Nell Painter singles out English Traits as an egregious example of Emerson’s racism. The book was written after his second visit to England and consists of observations and anecdotes regarding the character of the English people. While Emerson is not uncritical of English ways, the overall impression is that he is guilty, at worst, of cultural chauvinism. It is understandable that, given his subject matter and his own ancestry, he would find much to prize and praise in English culture and society.

In the opening chapters of the book Emerson describes the ethnic groups that have influenced English identity and society. In doing so, he adopts the language of race, and thus speaks of the Saxon, Celtic, Norman and Nordic “races” that have, successively, contributed to shaping the English character. He has more to say about the Saxon and Nordic groups than the others, giving the impression, perhaps, of a bias in their favor. Far from portraying the English as a pure race, he concludes that “Everything English is a fusion of distant and antagonistic elements.” 

Although he cites the names of several writers who have written on the subject of race, Emerson dismisses the notion that racial characteristics are imperishable and deterministic. Moreover, he says, “you cannot draw a line where a race begins or ends.” Some reckon five races, others from three to as many as eleven. One who isn’t mentioned, but may have had more of an influence on Emerson’s thinking is the German philosopher, Johann Gottfried Herder, who promoted the notion of cultural identity, based largely on language. The discussion of race in English Traits has little to do with the racial theories, popular in America, that deemed Jews, Native Americans and African-Americans inherently inferior to Anglo-Saxon white people. 

As far as Emerson’s views of black people are concerned, I believe it is fair to say, based on his journals, that these evolved. Early on, he seems to endorse conventional views of racial superiority, but, as time went one, he clearly distanced himself from his early statements on the subject. Growing up in New England, Emerson did not have much personal contact with African Americans or, for that matter, other ethnic groups. But, as European immigration and the issue of slavery became more prominent in and around Boston, his instinct was to embrace diversity rather than reject it. 
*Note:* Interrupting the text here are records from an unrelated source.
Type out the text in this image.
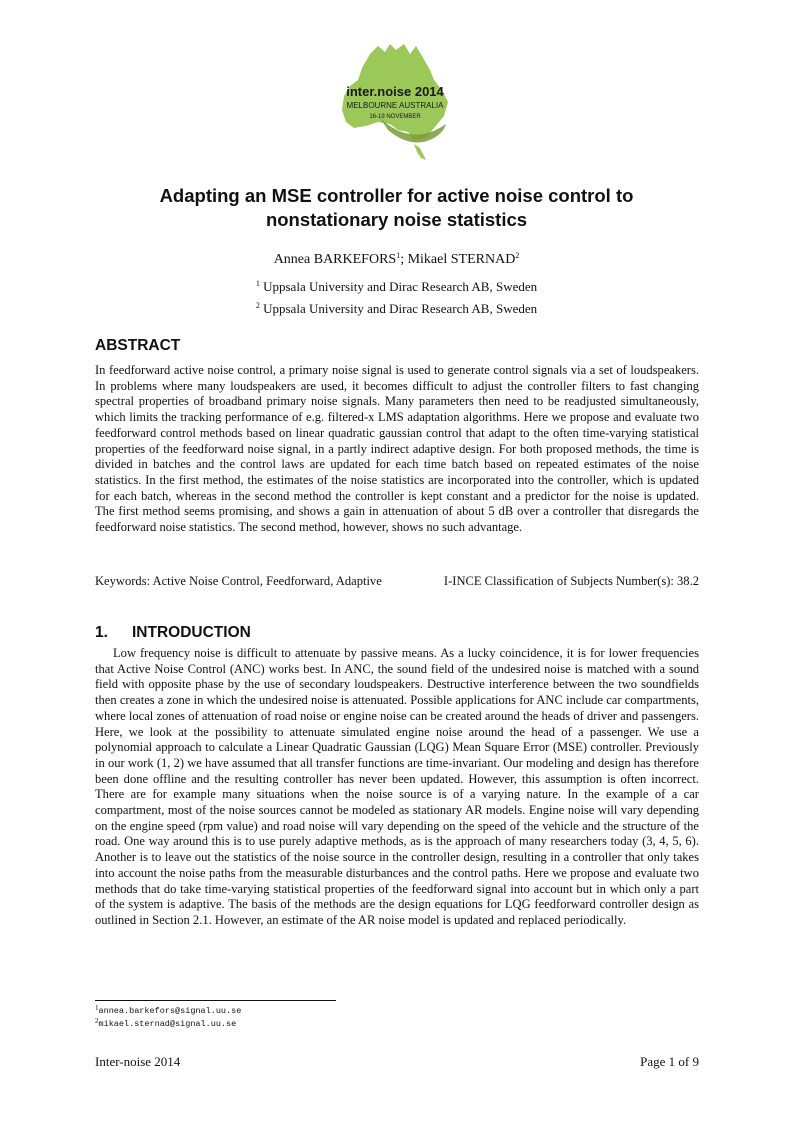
inter.noise 2014
MELBOURNE AUSTRALIA
16-19 NOVEMBER
Adapting an MSE controller for active noise control to
nonstationary noise statistics

Annea BARKEFORS$^1$; Mikael STERNAD$^2$

$^1$ Uppsala University and Dirac Research AB, Sweden

$^2$ Uppsala University and Dirac Research AB, Sweden

ABSTRACT

In feedforward active noise control, a primary noise signal is used to generate control signals via a set of loudspeakers. In problems where many loudspeakers are used, it becomes difficult to adjust the controller filters to fast changing spectral properties of broadband primary noise signals. Many parameters then need to be readjusted simultaneously, which limits the tracking performance of e.g. filtered-x LMS adaptation algorithms. Here we propose and evaluate two feedforward control methods based on linear quadratic gaussian control that adapt to the often time-varying statistical properties of the feedforward noise signal, in a partly indirect adaptive design. For both proposed methods, the time is divided in batches and the control laws are updated for each time batch based on repeated estimates of the noise statistics. In the first method, the estimates of the noise statistics are incorporated into the controller, which is updated for each batch, whereas in the second method the controller is kept constant and a predictor for the noise is updated. The first method seems promising, and shows a gain in attenuation of about 5 dB over a controller that disregards the feedforward noise statistics. The second method, however, shows no such advantage.

Keywords: Active Noise Control, Feedforward, Adaptive	I-INCE Classification of Subjects Number(s): 38.2
1. INTRODUCTION

Low frequency noise is difficult to attenuate by passive means. As a lucky coincidence, it is for lower frequencies that Active Noise Control (ANC) works best. In ANC, the sound field of the undesired noise is matched with a sound field with opposite phase by the use of secondary loudspeakers. Destructive interference between the two soundfields then creates a zone in which the undesired noise is attenuated. Possible applications for ANC include car compartments, where local zones of attenuation of road noise or engine noise can be created around the heads of driver and passengers. Here, we look at the possibility to attenuate simulated engine noise around the head of a passenger. We use a polynomial approach to calculate a Linear Quadratic Gaussian (LQG) Mean Square Error (MSE) controller. Previously in our work (1, 2) we have assumed that all transfer functions are time-invariant. Our modeling and design has therefore been done offline and the resulting controller has never been updated. However, this assumption is often incorrect. There are for example many situations when the noise source is of a varying nature. In the example of a car compartment, most of the noise sources cannot be modeled as stationary AR models. Engine noise will vary depending on the engine speed (rpm value) and road noise will vary depending on the speed of the vehicle and the structure of the road. One way around this is to use purely adaptive methods, as is the approach of many researchers today (3, 4, 5, 6). Another is to leave out the statistics of the noise source in the controller design, resulting in a controller that only takes into account the noise paths from the measurable disturbances and the control paths. Here we propose and evaluate two methods that do take time-varying statistical properties of the feedforward signal into account but in which only a part of the system is adaptive. The basis of the methods are the design equations for LQG feedforward controller design as outlined in Section 2.1. However, an estimate of the AR noise model is updated and replaced periodically.

$^1$annea.barkefors@signal.uu.se

$^2$mikael.sternad@signal.uu.se

Inter-noise 2014	Page 1 of 9
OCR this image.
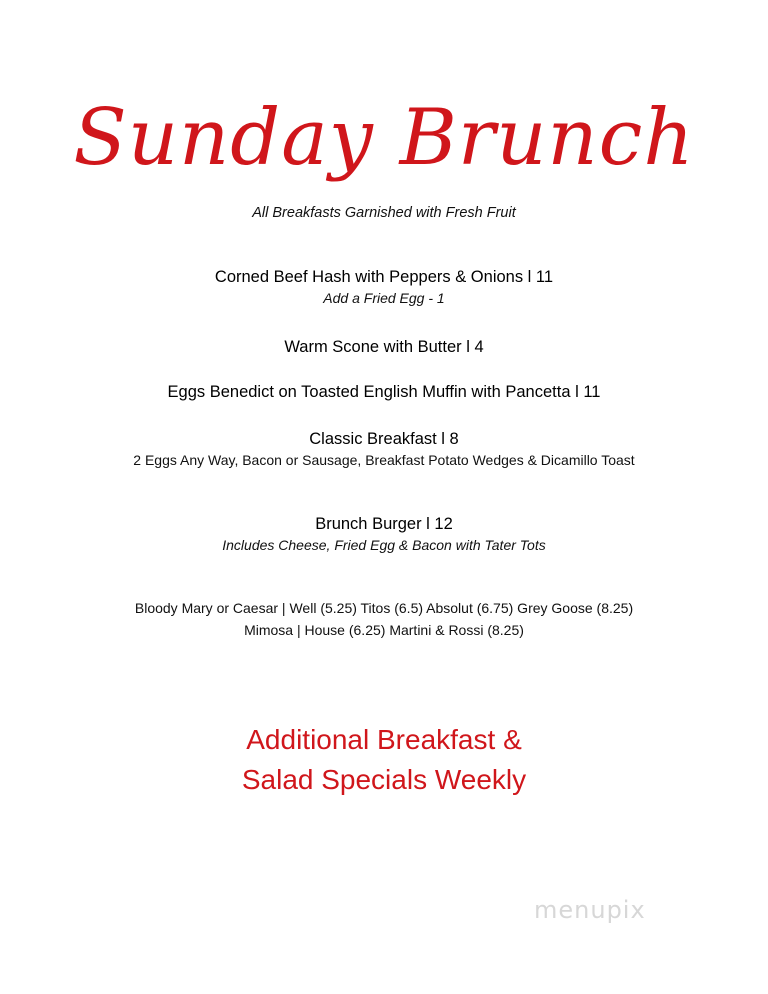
Sunday Brunch
All Breakfasts Garnished with Fresh Fruit
Corned Beef Hash with Peppers & Onions l 11
Add a Fried Egg - 1
Warm Scone with Butter l 4
Eggs Benedict on Toasted English Muffin with Pancetta l 11
Classic Breakfast l 8
2 Eggs Any Way, Bacon or Sausage, Breakfast Potato Wedges & Dicamillo Toast
Brunch Burger l 12
Includes Cheese, Fried Egg & Bacon with Tater Tots
Bloody Mary or Caesar | Well (5.25) Titos (6.5) Absolut (6.75) Grey Goose (8.25)
Mimosa | House (6.25) Martini & Rossi (8.25)
Additional Breakfast &
Salad Specials Weekly
menupix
*“Seeing White” Podcast: http://www.sceneonradio.org/episode-34-on-crazy-we-built-a-nation-seeing-white-part-4/

2 thoughts on “Was Emerson a Racist?

  1. Thanks for this thoughtful response to my query a few weeks ago. The question that I came away from the Seeing White podcast wasn’t ‘how did Emerson feel about black people?’ or ‘was he racist?’, but rather, what part did he play as an intellectual influence on our culture in the support and perpetuation of white supremacy culture? Pointer’s attention to him has to do with the ongoing impact of English Traits which she claims was a popular book into the 20th century. Thus while it may be understandable that Emerson held the views he did, the ongoing impact of his work that supports white supremacy is something to be more carefully investigated.

    Part of the problem with asking the question of his racism is that racism hasn’t ever been solely about our personal feelings and beliefs about people of color. It’s more profoundly about the systems of oppression that continue to have impact upon the lives of a vast number of people, *and in which we continue to participate.*

    My curiosity is still how that underlying understanding of race and its hierarchy have impact upon Unitarianism, and how does it continue to have an impact as we grapple with white supremacy today. By reaching back to our ancestors, how can we be assisted in understanding our own participation in that culture?

  2. No doubt, Emerson is an example of white privilege, in spite of his avowed antislavery writings. If pressed, he would have probably acknowledged this. But I believe Unitarians of his day were less likely to consider African Americans capable of improvement than he did. I resist the implication that he is the poster boy for UU white privilege. He was anything but. As for the influence of English Traits, it was the lest popular and least read of his many books. And, as I suggested in my response to you, hardly a manfesto of Anglo-Saxon superiority.